Right-wing legal group leads lawsuit against Texas A&M
(NewsNation) — Texas A&M University is being sued by a white professor from the University of Texas at Austin, who claims A&M’s hiring practices are discriminatory toward white and Asian male applicants.
The lawsuit, filed by finance professor Richard Lowery, contends that Texas A&M’s fellowship program —the Accountability, Climate, Equity and Scholarship Faculty Fellows Program — uses discriminatory hiring practices because it focuses on African Americans, Hispanic and Latino Americans, Native Americans, Alaskan Natives and Native Hawaiians.
America First Legal, the law group started by former controversial Trump adviser Stephen Miller, is representing Lowery in the case.
Gene Hamilton, one of the lawyers working the case for America First Legal, said he thinks schools including Texas A&M do things like this because “they think they can get away with it.”
“These university administrators have been so captivated by the institutional left, by these woke institutions who think what we have to do in this country to thrive together as a national body is to hold down certain racial minorities while we bring other ones up,” Hamilton said Tuesday on NewsNation’s “On Balance with Leland Vittert.”

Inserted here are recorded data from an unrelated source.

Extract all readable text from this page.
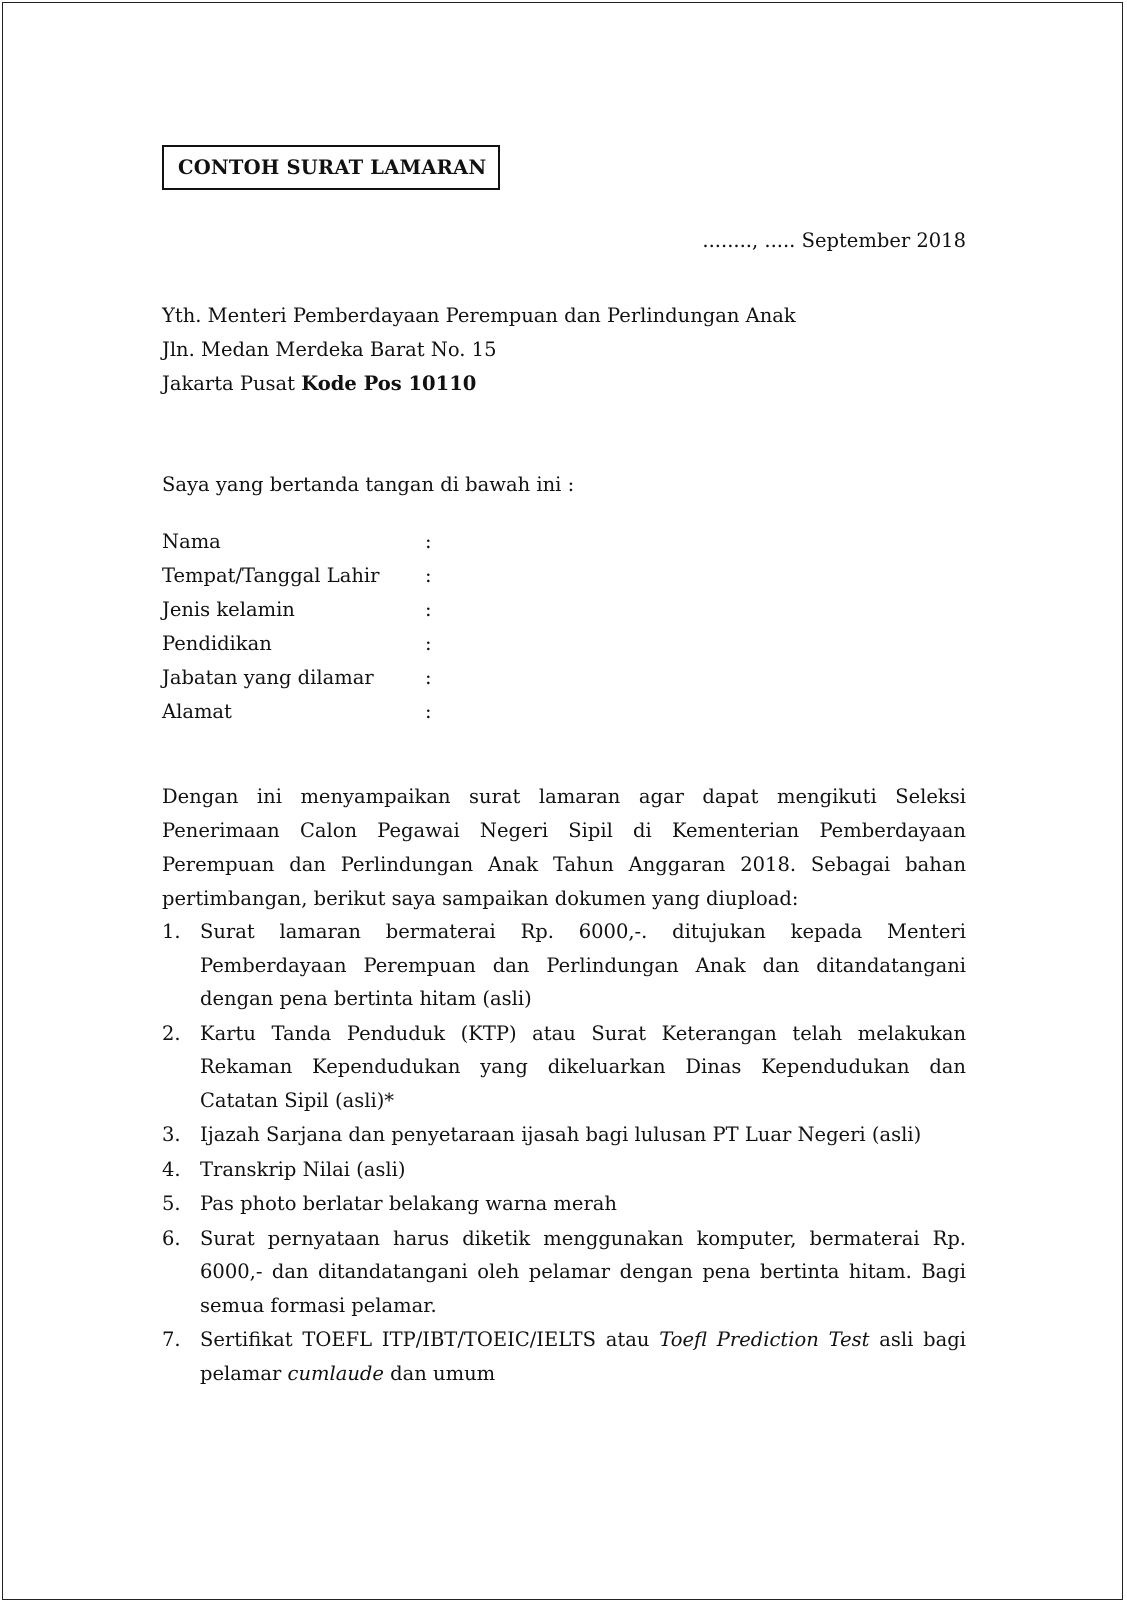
CONTOH SURAT LAMARAN
........, ..... September 2018
Yth. Menteri Pemberdayaan Perempuan dan Perlindungan Anak
Jln. Medan Merdeka Barat No. 15
Jakarta Pusat Kode Pos 10110
Saya yang bertanda tangan di bawah ini :
Nama	:
Tempat/Tanggal Lahir :
Jenis kelamin	:
Pendidikan	:
Jabatan yang dilamar	:
Alamat	:
Dengan ini menyampaikan surat lamaran agar dapat mengikuti Seleksi Penerimaan Calon Pegawai Negeri Sipil di Kementerian Pemberdayaan Perempuan dan Perlindungan Anak Tahun Anggaran 2018. Sebagai bahan pertimbangan, berikut saya sampaikan dokumen yang diupload:
1. Surat lamaran bermaterai Rp. 6000,-. ditujukan kepada Menteri Pemberdayaan Perempuan dan Perlindungan Anak dan ditandatangani dengan pena bertinta hitam (asli)
2. Kartu Tanda Penduduk (KTP) atau Surat Keterangan telah melakukan Rekaman Kependudukan yang dikeluarkan Dinas Kependudukan dan Catatan Sipil (asli)*
3. Ijazah Sarjana dan penyetaraan ijasah bagi lulusan PT Luar Negeri (asli)
4. Transkrip Nilai (asli)
5. Pas photo berlatar belakang warna merah
6. Surat pernyataan harus diketik menggunakan komputer, bermaterai Rp. 6000,- dan ditandatangani oleh pelamar dengan pena bertinta hitam. Bagi semua formasi pelamar.
7. Sertifikat TOEFL ITP/IBT/TOEIC/IELTS atau Toefl Prediction Test asli bagi pelamar cumlaude dan umum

The actual fellowship itself makes no mention of being “woke” or of being aligned with “the left,” but rather says its goal is to offer “mid-career and senior tenure-track hires from underrepresented minority groups, that contribute to moving the structural composition of our faculty towards parity with that of the State of Texas.”
Despite Hamilton’s claims of “woke” politics being at play, there are statistics that support the idea of some races being underrepresented as faculty on university campuses.
According to the National Center for Education Statistics, 51% of university professors are white males and 28% are white females. Black males and females make up 2% each, as do Hispanic males and females. Asians and Pacific Islanders, the other group not included in the fellowship with whites, make up 12% of professors nationwide.